[15]

1K 143 2
                                    

Aku bosan! Bosan! Bosan! Sudah tiga hari aku di sini dan dokter masih belum mengizinkan pulang. Apa karena pasien umum, jadi dilama-lamain? Biar Rumah Sakitnya dapat pemasukan lebih banyak? mana menunya cuma bubur, pagi-siang-malam. Emangnya aku bayi.

Untung Dulman bawain aku banyak bacaan, jadi masih ada harapan. Ya, harapan, biar aku nggak gila lantaran cuma makan-tidur seharian. Aku masih sering juga, mengunjungi another world ciptaanku. Bahkan, aku masih sering meng-update isinya. Aku menambahkan tempat kerja yang keren, dinas luar kota bahkan luar negeri, dan pastinya ada sedikit petualangan di sana. Dan, aku membuat tempat khusus untuk Dulman. Tempat itu nggak besar, tapi hangat dan nyaman. Sayang, tempat itu masih rapuh. Aku nggak berani terlalu mengeksplor bagian itu. aku masih takut.

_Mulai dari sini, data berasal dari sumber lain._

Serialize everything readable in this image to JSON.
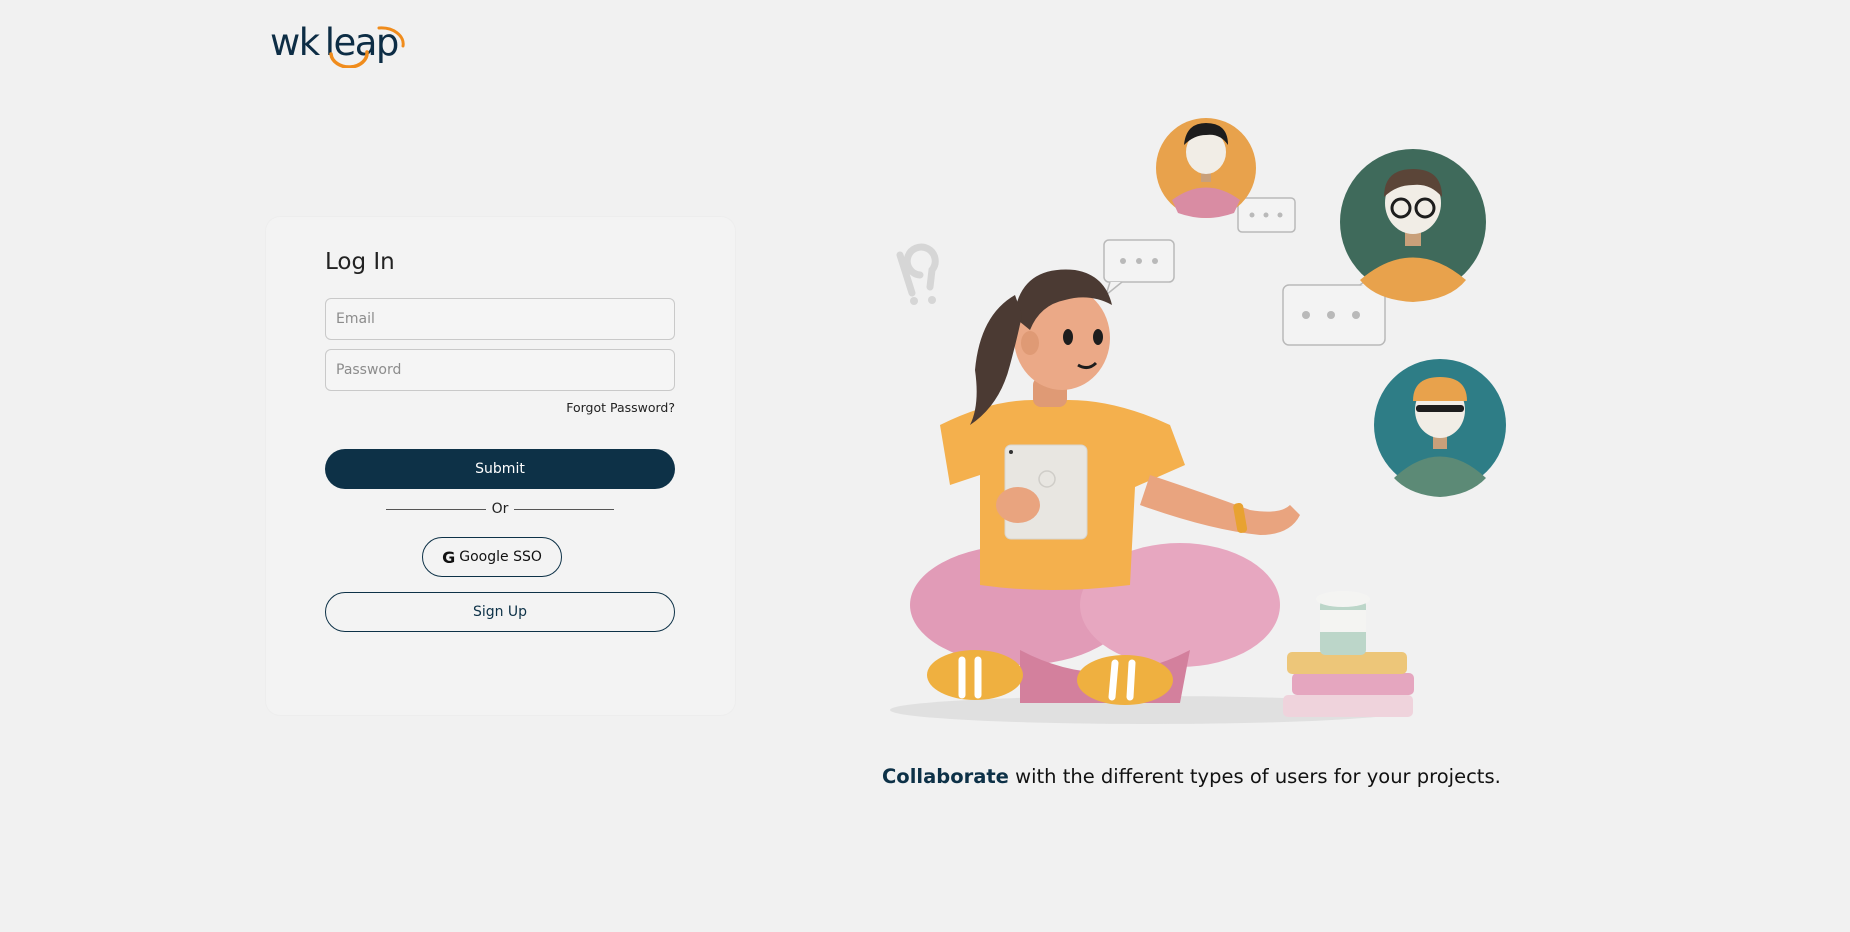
{
  "brand": {
    "logo_text": "wk leap",
    "logo_prefix": "wk",
    "logo_suffix": "leap",
    "accent_color": "#f08c1c",
    "primary_color": "#0d3147"
  },
  "login": {
    "title": "Log In",
    "email_placeholder": "Email",
    "password_placeholder": "Password",
    "forgot_label": "Forgot Password?",
    "submit_label": "Submit",
    "divider_label": "Or",
    "google_icon": "G",
    "google_label": "Google SSO",
    "signup_label": "Sign Up"
  },
  "illustration": {
    "icon": "collaboration-illustration"
  },
  "tagline": {
    "highlight": "Collaborate",
    "rest": " with the different types of users for your projects."
  }
}
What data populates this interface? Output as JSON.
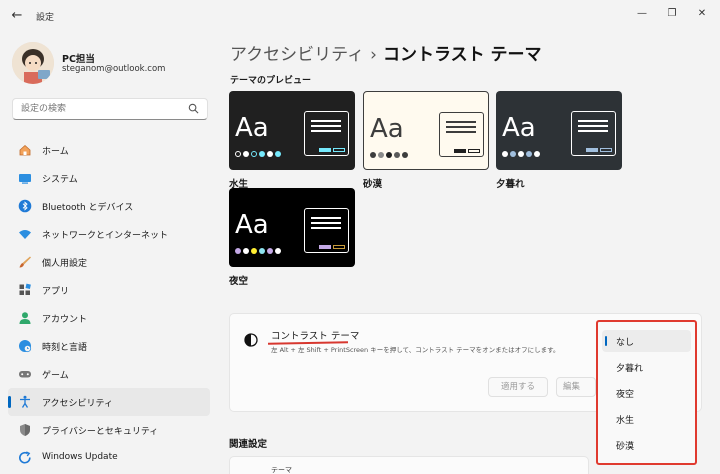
{
  "window": {
    "title": "設定",
    "back_icon": "←",
    "minimize_icon": "—",
    "maximize_icon": "❐",
    "close_icon": "✕"
  },
  "user": {
    "name": "PC担当",
    "email": "steganom@outlook.com"
  },
  "search": {
    "placeholder": "設定の検索"
  },
  "nav": {
    "items": [
      {
        "label": "ホーム",
        "icon": "home-icon"
      },
      {
        "label": "システム",
        "icon": "system-icon"
      },
      {
        "label": "Bluetooth とデバイス",
        "icon": "bluetooth-icon"
      },
      {
        "label": "ネットワークとインターネット",
        "icon": "wifi-icon"
      },
      {
        "label": "個人用設定",
        "icon": "brush-icon"
      },
      {
        "label": "アプリ",
        "icon": "apps-icon"
      },
      {
        "label": "アカウント",
        "icon": "account-icon"
      },
      {
        "label": "時刻と言語",
        "icon": "time-language-icon"
      },
      {
        "label": "ゲーム",
        "icon": "game-icon"
      },
      {
        "label": "アクセシビリティ",
        "icon": "accessibility-icon"
      },
      {
        "label": "プライバシーとセキュリティ",
        "icon": "shield-icon"
      },
      {
        "label": "Windows Update",
        "icon": "update-icon"
      }
    ],
    "active": "アクセシビリティ"
  },
  "breadcrumb": {
    "parent": "アクセシビリティ",
    "separator": "›",
    "current": "コントラスト テーマ"
  },
  "preview": {
    "title": "テーマのプレビュー",
    "sample_text": "Aa",
    "themes": [
      {
        "name": "水生",
        "bg": "#202020",
        "fg": "#ffffff",
        "accent": "#75e9fc"
      },
      {
        "name": "砂漠",
        "bg": "#fffaef",
        "fg": "#3d3d3d",
        "accent": "#202020"
      },
      {
        "name": "夕暮れ",
        "bg": "#2d3236",
        "fg": "#ffffff",
        "accent": "#a1bfde"
      },
      {
        "name": "夜空",
        "bg": "#000000",
        "fg": "#ffffff",
        "accent": "#c4a9e6"
      }
    ]
  },
  "contrast_card": {
    "title": "コントラスト テーマ",
    "description": "左 Alt + 左 Shift + PrintScreen キーを押して、コントラスト テーマをオンまたはオフにします。",
    "apply_label": "適用する",
    "edit_label": "編集"
  },
  "dropdown": {
    "options": [
      "なし",
      "夕暮れ",
      "夜空",
      "水生",
      "砂漠"
    ],
    "selected": "なし"
  },
  "related": {
    "title": "関連設定",
    "item": "テーマ"
  },
  "colors": {
    "accent": "#0067c0",
    "highlight": "#e03a2f"
  }
}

"Man! Ngapain sih? Kok cemas gitu?" tanyaku ketika melihat Dulman mondar-mandir sedari tadi.
Aku harus mengulangi pertanyaan yang sama hingga dua kali, sebelum mendapat respon darinya, dan itu pun hanya, 'Hah? Nggak ngapa-ngapain.' Nggak biasanya dia begitu. Dulman yang kukenal belakangan ini, sosok yang tenang dan penuh perhitungan. Maksudnya bisa baca sikon, bukan perhitungan pelit.

Satu lagi yang aneh. Saat Kezia datang, wajah Dulman semringah. Dia pun langsung menyambut Kezia di ambang pintu. Parahnya lagi, mereka langsung keluar dari ruang rawatku gitu saja. Apa mereka ada hubungan spesial? Kezia tahu dong kebohonganku tentang pertunangan palsu sama Dulman. Daniel gimana? Nggak mungkin Kezia bisa ninggalin Daniel segampang itu. Dia kan cinta mati sama Daniel. Kok jadi makin rumit gini sih hidupku. Apa nggak cukup masalah sample hilang, terus harus mendapati satu lagi temanku yang menikam dari belakang?

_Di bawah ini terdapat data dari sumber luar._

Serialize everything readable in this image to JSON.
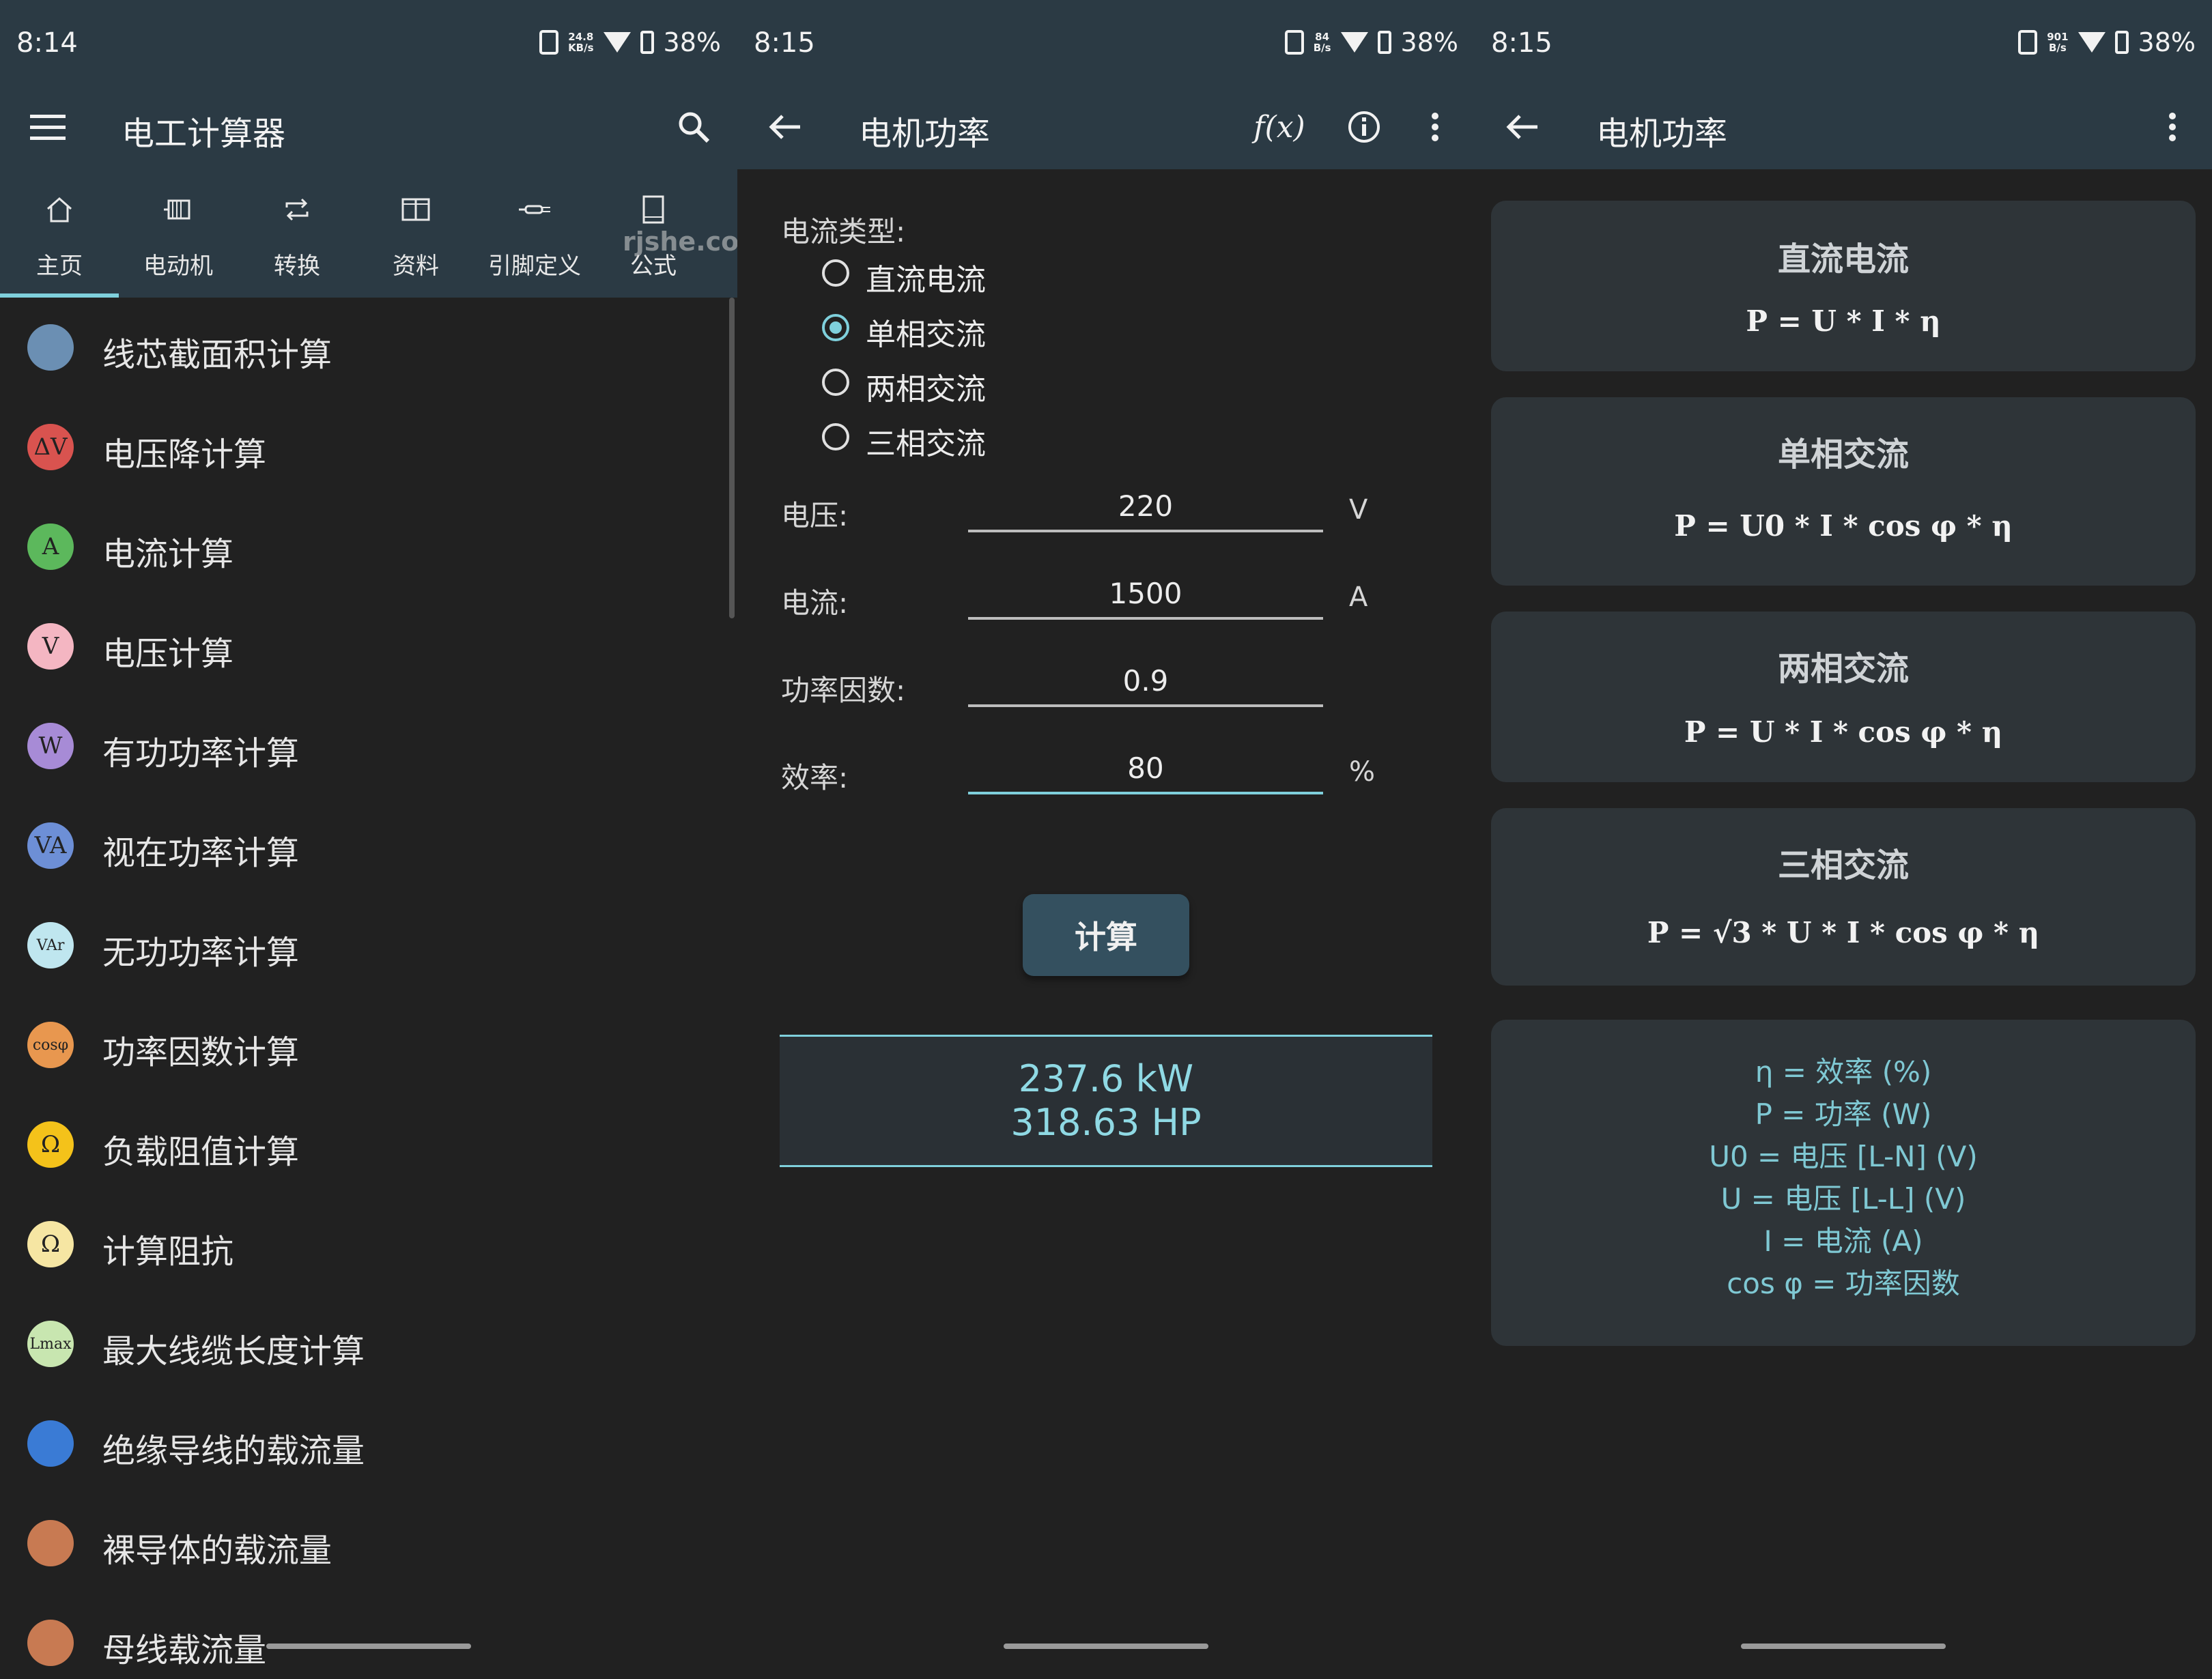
{
  "panels": [
    {
      "time": "8:14",
      "speed": [
        "24.8",
        "KB/s"
      ],
      "battery": "38%",
      "title": "电工计算器",
      "tabs": [
        {
          "label": "主页",
          "icon": "home-icon"
        },
        {
          "label": "电动机",
          "icon": "motor-icon"
        },
        {
          "label": "转换",
          "icon": "repeat-icon"
        },
        {
          "label": "资料",
          "icon": "book-open-icon"
        },
        {
          "label": "引脚定义",
          "icon": "connector-icon"
        },
        {
          "label": "公式",
          "icon": "notebook-icon"
        }
      ],
      "watermark": "rjshe.com",
      "items": [
        {
          "label": "线芯截面积计算",
          "glyph": "",
          "color": "#6b8fb3"
        },
        {
          "label": "电压降计算",
          "glyph": "ΔV",
          "color": "#d9534f"
        },
        {
          "label": "电流计算",
          "glyph": "A",
          "color": "#5cb85c"
        },
        {
          "label": "电压计算",
          "glyph": "V",
          "color": "#f4b6c2"
        },
        {
          "label": "有功功率计算",
          "glyph": "W",
          "color": "#a78bd6"
        },
        {
          "label": "视在功率计算",
          "glyph": "VA",
          "color": "#6d8fd6"
        },
        {
          "label": "无功功率计算",
          "glyph": "VAr",
          "color": "#bfe6ef"
        },
        {
          "label": "功率因数计算",
          "glyph": "cosφ",
          "color": "#e8974f"
        },
        {
          "label": "负载阻值计算",
          "glyph": "Ω",
          "color": "#f4c21a"
        },
        {
          "label": "计算阻抗",
          "glyph": "Ω",
          "color": "#f6e6a3"
        },
        {
          "label": "最大线缆长度计算",
          "glyph": "Lmax",
          "color": "#c8e6b0"
        },
        {
          "label": "绝缘导线的载流量",
          "glyph": "",
          "color": "#3a7bd5"
        },
        {
          "label": "裸导体的载流量",
          "glyph": "",
          "color": "#c87a52"
        },
        {
          "label": "母线载流量",
          "glyph": "",
          "color": "#c87a52"
        }
      ]
    },
    {
      "time": "8:15",
      "speed": [
        "84",
        "B/s"
      ],
      "battery": "38%",
      "title": "电机功率",
      "fx": "f(x)",
      "current_type_label": "电流类型:",
      "options": [
        "直流电流",
        "单相交流",
        "两相交流",
        "三相交流"
      ],
      "selected": "单相交流",
      "fields": [
        {
          "label": "电压:",
          "value": "220",
          "unit": "V"
        },
        {
          "label": "电流:",
          "value": "1500",
          "unit": "A"
        },
        {
          "label": "功率因数:",
          "value": "0.9",
          "unit": ""
        },
        {
          "label": "效率:",
          "value": "80",
          "unit": "%"
        }
      ],
      "button": "计算",
      "result": [
        "237.6 kW",
        "318.63 HP"
      ]
    },
    {
      "time": "8:15",
      "speed": [
        "901",
        "B/s"
      ],
      "battery": "38%",
      "title": "电机功率",
      "cards": [
        {
          "title": "直流电流",
          "formula": "P = U * I * η"
        },
        {
          "title": "单相交流",
          "formula": "P =  U0 * I * cos φ * η"
        },
        {
          "title": "两相交流",
          "formula": "P = U * I * cos φ * η"
        },
        {
          "title": "三相交流",
          "formula": "P =  √3  * U * I * cos φ * η"
        }
      ],
      "legend": [
        "η = 效率 (%)",
        "P = 功率 (W)",
        "U0 = 电压 [L-N] (V)",
        "U = 电压 [L-L] (V)",
        "I = 电流 (A)",
        "cos φ = 功率因数"
      ]
    }
  ]
}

Buku di tanganku hanya tinggal beberapa bab lagi. Padahal lagi seru-serunya. Bagian di mana penulis menyajikan klimaks dan penyelesaiannya. Tapi aku nggak bisa lagi konsentrasi pada cerita. Terdengar suara tawa bahagia dari balik dinding kamar.

Aku melihat Dulman bergegas, saat dokter menuju tempatku. Dia mendengarkan setiap kalimat yang meluncur dari sang dokter. Padahal suara mereka cukup besar, tapi kenapa telingaku seperti tuli mendadak. Apa gara-gara pikiran liarku?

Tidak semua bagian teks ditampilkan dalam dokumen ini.